Wednesday, April 15, 2009

Legal Web Content: Keep it Specific

For whatever reason, I see the a lot of same content on almost every lawyer website, blog, article, profile, etc... It always a very general, SEO (keyword) focused mass of text, attempting to cast as wide a net as possible in hopes of getting traffic from a wide array of higher volume, general keywords.

While this approach does get traffic, the wide net catches a lot of searches that are not really the kind of visitors you want. And if there are some potential clients (Someone researching for a lawyer) viewing your page, they've probably seen the same thing on ten other sites. So how do you set your content apart?

How about a narrow net approach? Instead of writing one or two pages of very generalized, faux-comprehensive content, why not write ten shorter, highly focused pages on the types of cases that are most valuable to you? Include one or two example cases in there as well.
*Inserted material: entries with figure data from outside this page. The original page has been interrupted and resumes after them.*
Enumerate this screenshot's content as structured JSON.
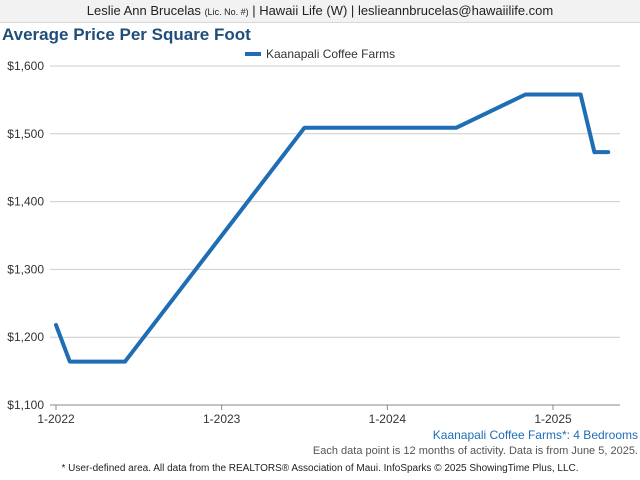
{
  "header": {
    "agent_name": "Leslie Ann Brucelas",
    "license": "(Lic. No. #)",
    "brokerage": "| Hawaii Life (W) |",
    "email": "leslieannbrucelas@hawaiilife.com"
  },
  "colors": {
    "series_line": "#1f6db5",
    "title": "#1f4e79",
    "grid": "#cccccc"
  },
  "chart_data": {
    "type": "line",
    "title": "Average Price Per Square Foot",
    "xlabel": "",
    "ylabel": "",
    "ylim": [
      1100,
      1600
    ],
    "yticks": [
      1100,
      1200,
      1300,
      1400,
      1500,
      1600
    ],
    "ytick_labels": [
      "$1,100",
      "$1,200",
      "$1,300",
      "$1,400",
      "$1,500",
      "$1,600"
    ],
    "xticks": [
      "2022-01",
      "2023-01",
      "2024-01",
      "2025-01"
    ],
    "xtick_labels": [
      "1-2022",
      "1-2023",
      "1-2024",
      "1-2025"
    ],
    "xlim": [
      "2022-01",
      "2025-05"
    ],
    "grid": "horizontal",
    "legend": "top-center",
    "series": [
      {
        "name": "Kaanapali Coffee Farms",
        "x": [
          "2022-01",
          "2022-02",
          "2022-06",
          "2023-07",
          "2024-06",
          "2024-11",
          "2025-03",
          "2025-04",
          "2025-05"
        ],
        "values": [
          1218,
          1164,
          1164,
          1509,
          1509,
          1558,
          1558,
          1473,
          1473
        ]
      }
    ]
  },
  "footer": {
    "series_label": "Kaanapali Coffee Farms*: 4 Bedrooms",
    "note": "Each data point is 12 months of activity. Data is from June 5, 2025.",
    "credit": "* User-defined area. All data from the REALTORS® Association of Maui. InfoSparks © 2025 ShowingTime Plus, LLC."
  }
}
There are three benefits to this approach:

1. You focus the type of traffic your content drives, to those people interested in your most valuable types of cases.

2. You can potentially drive a lot more traffic from search engines, because you will have (a) more content, and (b) more unique content. Everyone knows, search engines love unique content.

3. Finally, and most importantly, the visitors to your page are more likely to convert into a client if they find that you have experience with their particular problem. Especially when they read your example success case(s).

So whether it's your website, blog or experthub contribution, write a lot of unique, specific articles and get the traffic you really want.